As in other cities seeking to attract residents downtown, the buildings will compete for people who are considering buying a house instead of renting because of historically low interest rates. They will confront a weak employment market, especially for the young college graduates they court.

And they will battle the perception that people work, but do not live, downtown.

"By and large, the general population thinks downtown is a 9-to-5 office park," said Robert Aydukovic, who tracks apartment development for the Downtown Partnership, a business advocacy group. "It seems like a daunting task to figure out who to market to, but our studies tell us the market segments."

The largest target is young professionals and students 18 to 35 years old. They are followed by empty-nesters looking to trade large suburban homes and lawns for an urban lifestyle. There ise also a small number of families with high incomes and children in private school.

Aydukovic said downtown's employment pool of about 100,000 alone could produce renters for the new apartments, which will total less than 5,000 units if all those planned are built. He also expects people moving from out of town for work to fill some apartments.

Not all people want to buy a house, he said. They want to be in the center of the action, walk to work and have the landlord fix things.

But no one knows how deep the stream of renters runs. That may prompt the next wave of developers and their lenders to wait for demand to catch up with supply, Aydukovic said.

The downtown market is still relatively small, he said. Six buildings from the harbor to Mount Vernon began leasing recently, adding more than 750 units to about 3,300 existing rental units downtown.

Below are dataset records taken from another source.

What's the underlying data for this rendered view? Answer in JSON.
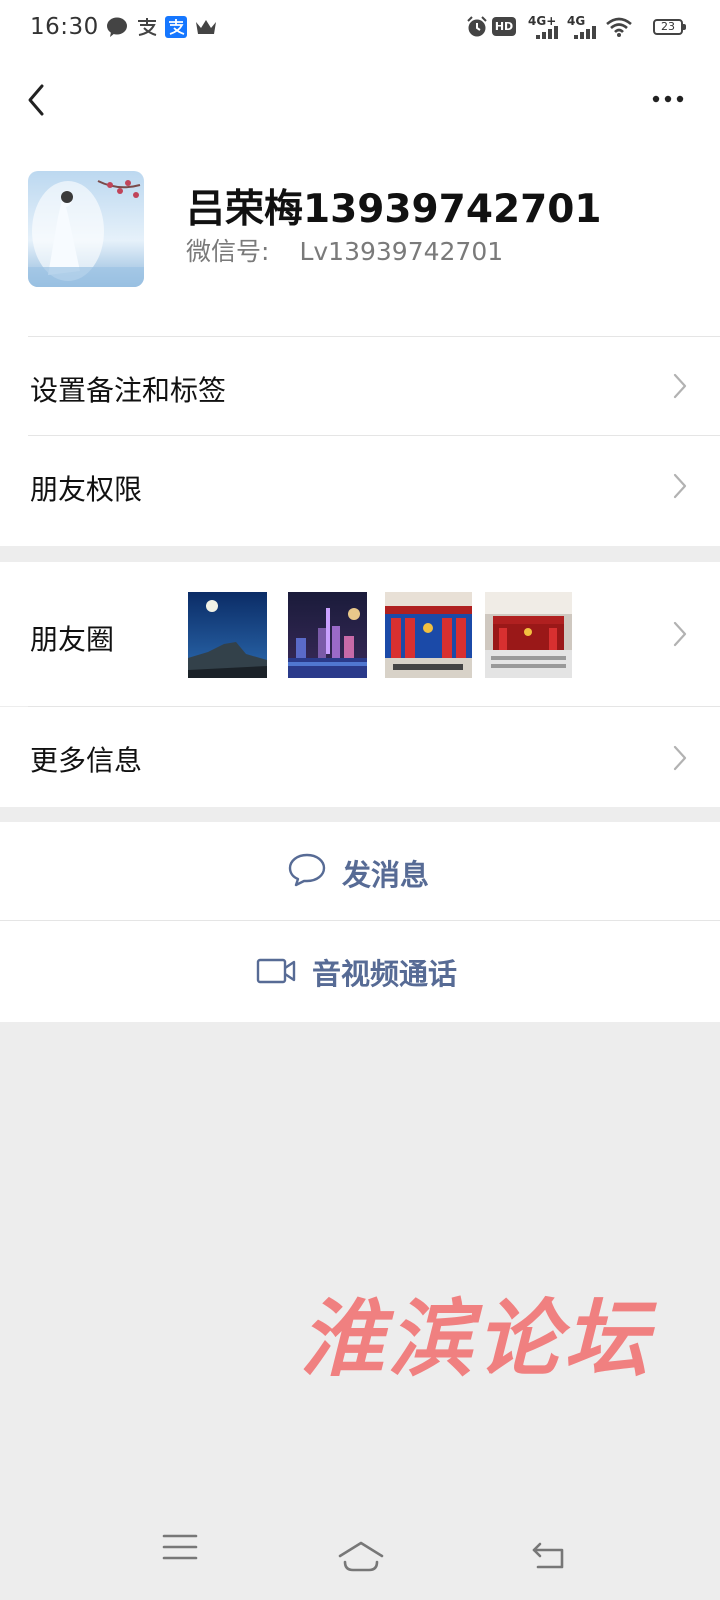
{
  "status_bar": {
    "time": "16:30",
    "network_1": "4G+",
    "network_2": "4G",
    "hd_label": "HD",
    "battery": "23"
  },
  "header": {
    "back_icon": "chevron-left-icon",
    "more_icon": "more-dots-icon"
  },
  "profile": {
    "name": "吕荣梅13939742701",
    "wechat_id_label": "微信号:",
    "wechat_id_value": "Lv13939742701"
  },
  "menu": {
    "remark_tags": "设置备注和标签",
    "friend_permissions": "朋友权限",
    "moments": "朋友圈",
    "more_info": "更多信息"
  },
  "actions": {
    "send_message": "发消息",
    "video_call": "音视频通话"
  },
  "watermark": "淮滨论坛",
  "colors": {
    "link_blue": "#576b95",
    "background": "#ededed",
    "watermark": "#f08080"
  }
}
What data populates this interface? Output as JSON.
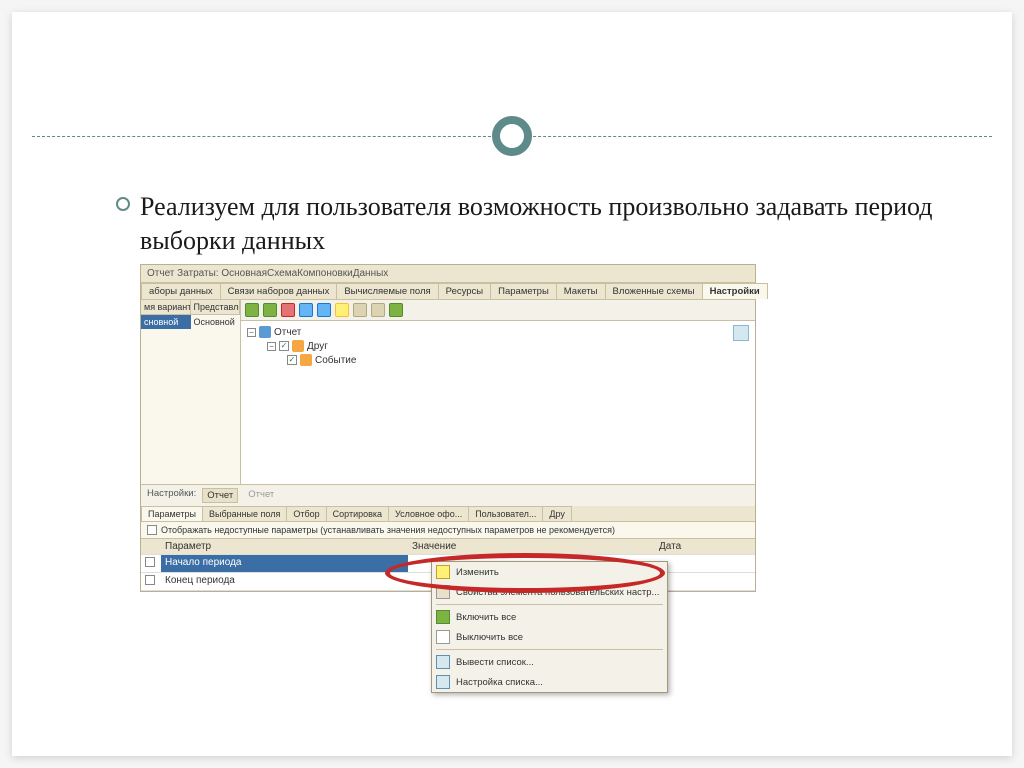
{
  "headline": "Реализуем  для пользователя возможность произвольно задавать период выборки данных",
  "app": {
    "title": "Отчет Затраты: ОсновнаяСхемаКомпоновкиДанных",
    "tabs": [
      {
        "label": "аборы данных"
      },
      {
        "label": "Связи наборов данных"
      },
      {
        "label": "Вычисляемые поля"
      },
      {
        "label": "Ресурсы"
      },
      {
        "label": "Параметры"
      },
      {
        "label": "Макеты"
      },
      {
        "label": "Вложенные схемы"
      },
      {
        "label": "Настройки"
      }
    ],
    "variants": {
      "columns": [
        "мя варианта",
        "Представление"
      ],
      "rows": [
        {
          "name": "сновной",
          "repr": "Основной"
        }
      ]
    },
    "tree": {
      "root": "Отчет",
      "children": [
        {
          "label": "Друг",
          "checked": true
        },
        {
          "label": "Событие",
          "checked": true
        }
      ]
    },
    "settings": {
      "label": "Настройки:",
      "activeLink": "Отчет",
      "inactiveLink": "Отчет",
      "subTabs": [
        {
          "label": "Параметры"
        },
        {
          "label": "Выбранные поля"
        },
        {
          "label": "Отбор"
        },
        {
          "label": "Сортировка"
        },
        {
          "label": "Условное офо..."
        },
        {
          "label": "Пользовател..."
        },
        {
          "label": "Дру"
        }
      ],
      "hint": "Отображать недоступные параметры (устанавливать значения недоступных параметров не рекомендуется)",
      "paramTable": {
        "headers": {
          "param": "Параметр",
          "value": "Значение",
          "date": "Дата"
        },
        "rows": [
          {
            "param": "Начало периода"
          },
          {
            "param": "Конец периода"
          }
        ]
      }
    },
    "contextMenu": {
      "items": [
        {
          "key": "edit",
          "label": "Изменить"
        },
        {
          "key": "props",
          "label": "Свойства элемента пользовательских настр..."
        },
        {
          "key": "divider"
        },
        {
          "key": "checkAll",
          "label": "Включить все"
        },
        {
          "key": "uncheckAll",
          "label": "Выключить все"
        },
        {
          "key": "divider"
        },
        {
          "key": "outputList",
          "label": "Вывести список..."
        },
        {
          "key": "listSettings",
          "label": "Настройка списка..."
        }
      ]
    }
  }
}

They include the Munsey with 150 units, PierSide with 160 units, the Congress with 36 units, the "Y" building with 36 units, the Standard with 200 units and the Atrium with 170 units.

Those open have various levels of occupancy, and some managers concede leasing is a bit slow. The Munsey on Calvert Street is 26 percent leased and the Standard, which opened this month on St. Paul Place, has just a few spots filled, according to their managers. The Atrium, which opened about a year and a half ago, is 85 percent full.

On the way is Centerpoint on downtown's west side with 400 units, Spinnaker Bay on the harbor with 340 units, and Saratoga Court on Saratoga Street with 77 units.

Several other new apartment buildings are on the drawing board, including the Zenith, a 165-unit building near Camden Yards, and Water Tower, a 350-unit complex to be built atop a city parking garage.

Apartment developers and managers are using the latest promotional techniques, including Web sites and online apartment guides. They are also handing out brochures, sending targeted mailings and hanging signs on the buildings and on college and employer bulletin boards.

Tracy Gosson, executive director of the Live Baltimore Home Center, a nonprofit group that promotes city living, believes it would be more effective for developers to present a cohesive message that creates an image for downtown, rather than pitch individual properties.

"We're really excited about the new product and its diversity of style, how it's spread out in downtown," she said. "My biggest problem is the lack of big-picture thinking."

She said downtown needs to be marketed as a neighborhood so potential tenants know what to expect when they open their front doors, such as where to go shop and eat, how close employers are located and how little crime exists.

In addition to delis and coffee shops planned within some buildings, Gosson said, developers need to lure grocers and other retailers downtown.